Isso incidiu diretamente sobre outro pilar da regulamentação: o ressarcimento ao SUS, concebido para desestimular o atendimento de clientes de planos de saúde em estabelecimentos da rede pública e privada conveniada. À ampliação de cobertura deveria corresponder idealmente um "ressarcimento zero". Mas a análise, embora superficial, dos obstáculos à implementação do ressarcimento ao SUS traz elementos ainda mais esclarecedores sobre a imbricação dos provedores de serviços públicos e privados. De outro lado, operadoras argumentam que seus clientes optam espontaneamente pelo SUS e por isso estariam desobrigadas de ressarcir tais despesas. Embora qualquer previsão sobre possíveis desdobramentos do ressarcimento ao SUS seja precipitada, em função do estágio inicial da operacionalização da legislação, existem indícios relativos à inocuidade de medidas eminentemente tecnocráticas sobre os tradicionais mecanismos de transporte de clientes entre o público e o privado.
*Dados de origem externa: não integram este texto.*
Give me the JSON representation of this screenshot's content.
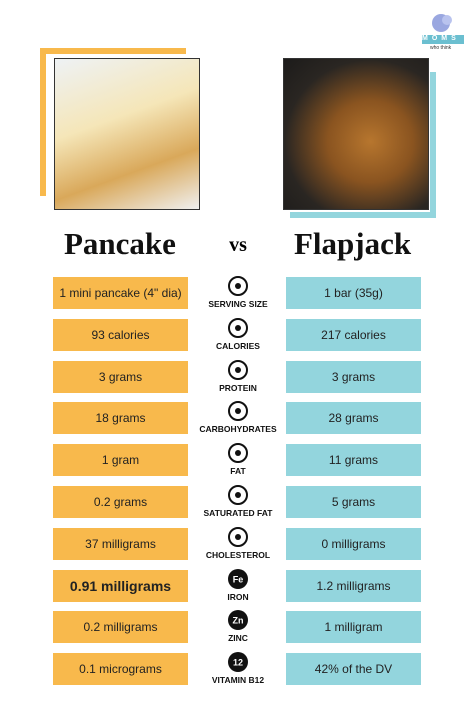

A regulação pública dos planos privados de saúde requer a construção de novas relações de compartilhamento de riscos à saúde entre Estado, empresas empregadoras e famílias. É necessário esmiuçar e rever painel de seleção de riscos utilizado pela base unificada de provedores de serviços de saúde e torná-lo mais permeável às demandas e necessidades dos clientes do SUS e dos planos de saúde.
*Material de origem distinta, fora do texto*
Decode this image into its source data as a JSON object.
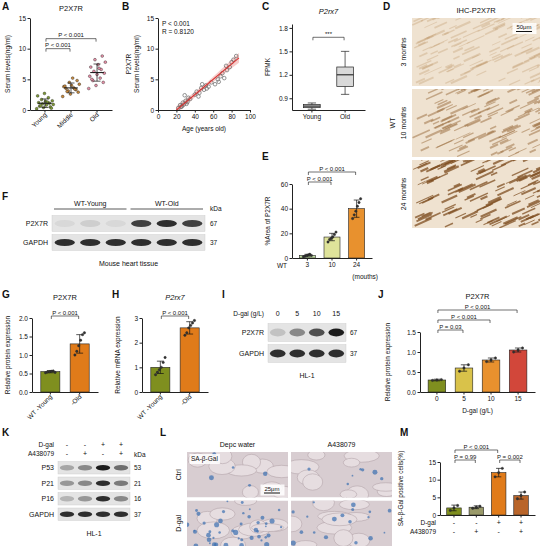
{
  "chart_data": [
    {
      "label": "A",
      "type": "dot",
      "title": "P2X7R",
      "ylabel": "Serum levels(ng/ml)",
      "categories": [
        "Young",
        "Middle",
        "Old"
      ],
      "points": [
        [
          0.2,
          0.4,
          0.5,
          0.6,
          0.8,
          0.9,
          1.0,
          1.1,
          1.2,
          1.4,
          1.5,
          1.7,
          2.0,
          2.3,
          2.7,
          0.3,
          0.7,
          1.3
        ],
        [
          2.2,
          2.6,
          2.9,
          3.1,
          3.3,
          3.5,
          3.6,
          3.8,
          4.0,
          4.2,
          4.5,
          4.8,
          3.0,
          3.4,
          3.9,
          5.2
        ],
        [
          3.5,
          4.0,
          4.5,
          4.8,
          5.2,
          5.5,
          5.8,
          6.0,
          6.3,
          6.6,
          7.0,
          7.4,
          7.8,
          8.2,
          8.8,
          5.0,
          6.8
        ]
      ],
      "means": [
        1.1,
        3.6,
        6.1
      ],
      "errors": [
        0.7,
        0.8,
        1.4
      ],
      "colors": [
        "#7f9a35",
        "#c98a3c",
        "#e891a8"
      ],
      "ylim": [
        0,
        15
      ],
      "yticks": [
        0,
        5,
        10,
        15
      ],
      "comparisons": [
        {
          "pair": [
            0,
            1
          ],
          "label": "P < 0.001"
        },
        {
          "pair": [
            0,
            2
          ],
          "label": "P < 0.001"
        }
      ]
    },
    {
      "label": "B",
      "type": "scatter",
      "ylabel": [
        "P2X7R",
        "Serum levels(ng/ml)"
      ],
      "xlabel": "Age (years old)",
      "x": [
        22,
        24,
        25,
        27,
        28,
        30,
        31,
        33,
        35,
        26,
        29,
        32,
        40,
        42,
        45,
        47,
        50,
        52,
        55,
        58,
        44,
        48,
        53,
        62,
        65,
        68,
        70,
        72,
        75,
        78,
        80,
        82,
        85,
        66,
        74
      ],
      "y": [
        0.3,
        0.8,
        0.5,
        1.2,
        0.9,
        1.5,
        1.0,
        2.0,
        1.8,
        0.6,
        2.4,
        1.3,
        2.5,
        3.0,
        2.8,
        3.6,
        3.3,
        4.0,
        3.8,
        4.5,
        2.2,
        4.2,
        3.5,
        4.2,
        5.0,
        5.5,
        6.0,
        5.2,
        6.5,
        7.0,
        7.8,
        8.2,
        8.8,
        4.6,
        7.2
      ],
      "fit": {
        "x": [
          20,
          88
        ],
        "y": [
          0,
          8.5
        ]
      },
      "fit_band": {
        "x": [
          20,
          54,
          88
        ],
        "lower": [
          -0.6,
          3.9,
          7.7
        ],
        "upper": [
          0.6,
          4.6,
          9.3
        ]
      },
      "color": "#666666",
      "xlim": [
        0,
        100
      ],
      "xticks": [
        0,
        20,
        40,
        60,
        80,
        100
      ],
      "ylim": [
        0,
        15
      ],
      "yticks": [
        0,
        5,
        10,
        15
      ],
      "annotations": [
        "P < 0.001",
        "R = 0.8120"
      ]
    },
    {
      "label": "C",
      "type": "box",
      "title": "P2rx7",
      "ylabel": "FPMK",
      "categories": [
        "Young",
        "Old"
      ],
      "boxes": [
        {
          "min": 0.76,
          "q1": 0.78,
          "median": 0.8,
          "q3": 0.82,
          "max": 0.84
        },
        {
          "min": 0.95,
          "q1": 1.05,
          "median": 1.2,
          "q3": 1.3,
          "max": 1.5
        }
      ],
      "ylim": [
        0.75,
        1.85
      ],
      "yticks": [
        0.9,
        1.2,
        1.5,
        1.8
      ],
      "comparisons": [
        {
          "pair": [
            0,
            1
          ],
          "label": "***"
        }
      ]
    },
    {
      "label": "D",
      "type": "image",
      "title": "IHC-P2X7R",
      "group": "WT",
      "rows": [
        "3 months",
        "10 months",
        "24 months"
      ],
      "scale_bar": "50μm"
    },
    {
      "label": "E",
      "type": "bar",
      "ylabel": "%Area of P2X7R",
      "categories": [
        "3",
        "10",
        "24"
      ],
      "group_label": "WT",
      "unit_label": "(mouths)",
      "values": [
        2,
        17,
        40
      ],
      "errors": [
        1,
        3,
        7
      ],
      "points": [
        [
          1,
          1.5,
          2,
          2.5,
          3,
          2
        ],
        [
          13,
          15,
          16,
          17,
          19,
          21
        ],
        [
          32,
          35,
          38,
          42,
          45,
          48
        ]
      ],
      "colors": [
        "#c5e0a5",
        "#dfe39a",
        "#e8912e"
      ],
      "ylim": [
        0,
        60
      ],
      "yticks": [
        0,
        20,
        40,
        60
      ],
      "comparisons": [
        {
          "pair": [
            0,
            1
          ],
          "label": "P < 0.001"
        },
        {
          "pair": [
            0,
            2
          ],
          "label": "P < 0.001"
        }
      ]
    },
    {
      "label": "F",
      "type": "blot",
      "groups": [
        {
          "text": "WT-Young",
          "lanes": 3
        },
        {
          "text": "WT-Old",
          "lanes": 3
        }
      ],
      "rows": [
        {
          "name": "P2X7R",
          "kda": 67,
          "intensity": [
            0.25,
            0.3,
            0.25,
            0.8,
            0.85,
            0.8
          ]
        },
        {
          "name": "GAPDH",
          "kda": 37,
          "intensity": [
            0.85,
            0.85,
            0.85,
            0.85,
            0.85,
            0.85
          ]
        }
      ],
      "kda_label": "kDa",
      "caption": "Mouse heart tissue"
    },
    {
      "label": "G",
      "type": "bar",
      "title": "P2X7R",
      "ylabel": "Relative protein expression",
      "categories": [
        "WT -Young",
        "-Old"
      ],
      "values": [
        0.55,
        1.3
      ],
      "errors": [
        0.03,
        0.25
      ],
      "points": [
        [
          0.52,
          0.54,
          0.55,
          0.56,
          0.57,
          0.53
        ],
        [
          1.0,
          1.1,
          1.25,
          1.4,
          1.55,
          1.6
        ]
      ],
      "colors": [
        "#7f8f1f",
        "#e07b1a"
      ],
      "ylim": [
        0,
        2
      ],
      "yticks": [
        {
          "value": 0,
          "label": "0.0"
        },
        0.5,
        {
          "value": 1,
          "label": "1.0"
        },
        1.5,
        {
          "value": 2,
          "label": "2.0"
        }
      ],
      "comparisons": [
        {
          "pair": [
            0,
            1
          ],
          "label": "P < 0.001"
        }
      ]
    },
    {
      "label": "H",
      "type": "bar",
      "title": "P2rx7",
      "ylabel": "Relative mRNA expression",
      "categories": [
        "WT -Young",
        "-Old"
      ],
      "values": [
        1.0,
        2.6
      ],
      "errors": [
        0.25,
        0.25
      ],
      "points": [
        [
          0.7,
          0.8,
          0.9,
          1.0,
          1.2,
          1.4
        ],
        [
          2.3,
          2.4,
          2.6,
          2.7,
          2.8,
          2.9
        ]
      ],
      "colors": [
        "#7f8f1f",
        "#e07b1a"
      ],
      "ylim": [
        0,
        3
      ],
      "yticks": [
        0,
        1,
        2,
        3
      ],
      "comparisons": [
        {
          "pair": [
            0,
            1
          ],
          "label": "P < 0.001"
        }
      ]
    },
    {
      "label": "I",
      "type": "blot",
      "header_rows": [
        {
          "name": "D-gal (g/L)",
          "levels": [
            "0",
            "5",
            "10",
            "15"
          ]
        }
      ],
      "rows": [
        {
          "name": "P2X7R",
          "kda": 67,
          "intensity": [
            0.35,
            0.55,
            0.75,
            0.9
          ]
        },
        {
          "name": "GAPDH",
          "kda": 37,
          "intensity": [
            0.85,
            0.85,
            0.85,
            0.85
          ]
        }
      ],
      "caption": "HL-1"
    },
    {
      "label": "J",
      "type": "bar",
      "title": "P2X7R",
      "ylabel": "Relative protein expression",
      "xlabel": "D-gal (g/L)",
      "categories": [
        "0",
        "5",
        "10",
        "15"
      ],
      "values": [
        0.3,
        0.6,
        0.8,
        1.05
      ],
      "errors": [
        0.02,
        0.08,
        0.05,
        0.05
      ],
      "points": [
        [
          0.29,
          0.3,
          0.31
        ],
        [
          0.52,
          0.6,
          0.68
        ],
        [
          0.76,
          0.8,
          0.85
        ],
        [
          1.0,
          1.05,
          1.1
        ]
      ],
      "colors": [
        "#7f8f1f",
        "#d9c24a",
        "#e8912e",
        "#d2473a"
      ],
      "ylim": [
        0,
        1.5
      ],
      "yticks": [
        {
          "value": 0,
          "label": "0.0"
        },
        0.5,
        {
          "value": 1,
          "label": "1.0"
        },
        1.5
      ],
      "comparisons": [
        {
          "pair": [
            0,
            1
          ],
          "label": "P = 0.03"
        },
        {
          "pair": [
            0,
            2
          ],
          "label": "P < 0.001"
        },
        {
          "pair": [
            0,
            3
          ],
          "label": "P < 0.001"
        }
      ]
    },
    {
      "label": "K",
      "type": "blot",
      "header_rows": [
        {
          "name": "D-gal",
          "levels": [
            "-",
            "-",
            "+",
            "+"
          ]
        },
        {
          "name": "A438079",
          "levels": [
            "-",
            "+",
            "-",
            "+"
          ]
        }
      ],
      "rows": [
        {
          "name": "P53",
          "kda": 53,
          "intensity": [
            0.45,
            0.55,
            0.9,
            0.65
          ]
        },
        {
          "name": "P21",
          "kda": 21,
          "intensity": [
            0.5,
            0.55,
            0.85,
            0.6
          ]
        },
        {
          "name": "P16",
          "kda": 16,
          "intensity": [
            0.4,
            0.5,
            0.85,
            0.55
          ]
        },
        {
          "name": "GAPDH",
          "kda": 37,
          "intensity": [
            0.85,
            0.85,
            0.85,
            0.85
          ]
        }
      ],
      "kda_label": "kDa",
      "caption": "HL-1"
    },
    {
      "label": "L",
      "type": "image",
      "stain": "SA-β-Gal",
      "columns": [
        "Depc water",
        "A438079"
      ],
      "rows": [
        "Ctrl",
        "D-gal"
      ],
      "scale_bar": "25μm"
    },
    {
      "label": "M",
      "type": "bar",
      "ylabel": "SA-β-Gal positive cells(%)",
      "categories": [
        null,
        null,
        null,
        null
      ],
      "factors": [
        {
          "name": "D-gal",
          "levels": [
            "-",
            "-",
            "+",
            "+"
          ]
        },
        {
          "name": "A438079",
          "levels": [
            "-",
            "+",
            "-",
            "+"
          ]
        }
      ],
      "values": [
        2,
        2.2,
        12,
        5.5
      ],
      "errors": [
        0.8,
        0.4,
        1.2,
        1.0
      ],
      "points": [
        [
          1.3,
          2,
          2.7
        ],
        [
          1.9,
          2.2,
          2.5
        ],
        [
          10.8,
          12,
          13.2
        ],
        [
          4.6,
          5.5,
          6.5
        ]
      ],
      "colors": [
        "#7f8f1f",
        "#9a9a6a",
        "#e07b1a",
        "#b9652a"
      ],
      "ylim": [
        0,
        15
      ],
      "yticks": [
        0,
        5,
        10,
        15
      ],
      "comparisons": [
        {
          "pair": [
            0,
            1
          ],
          "label": "P = 0.99"
        },
        {
          "pair": [
            0,
            2
          ],
          "label": "P < 0.001"
        },
        {
          "pair": [
            2,
            3
          ],
          "label": "P = 0.002"
        }
      ]
    }
  ]
}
Apesar disso a divisão entre sistema público e privado segue baseada na idéia de clientes pagantes e não pagantes. Outras dimensões como a organização e o financiamento da oferta de serviços dos subsistemas privados ainda não foram suficientemente estudadas. O desenvolvimento de pesquisas sobre a assistência médica suplementar é fundamental para o aprofundamento do conhecimento sobre o sistema de saúde brasileiro e certamente contribuirá para repor os sentidos do conceito de saúde que, no âmbito da assistência suplementar, foi reduzido a um rol de procedimentos médico-hospitalares.



[2] . FERREIRA FILHO, Manoel Gonçalves. Comentário à Constituição Federal de 1988, São Paulo: Saraiva, 1990. p.59.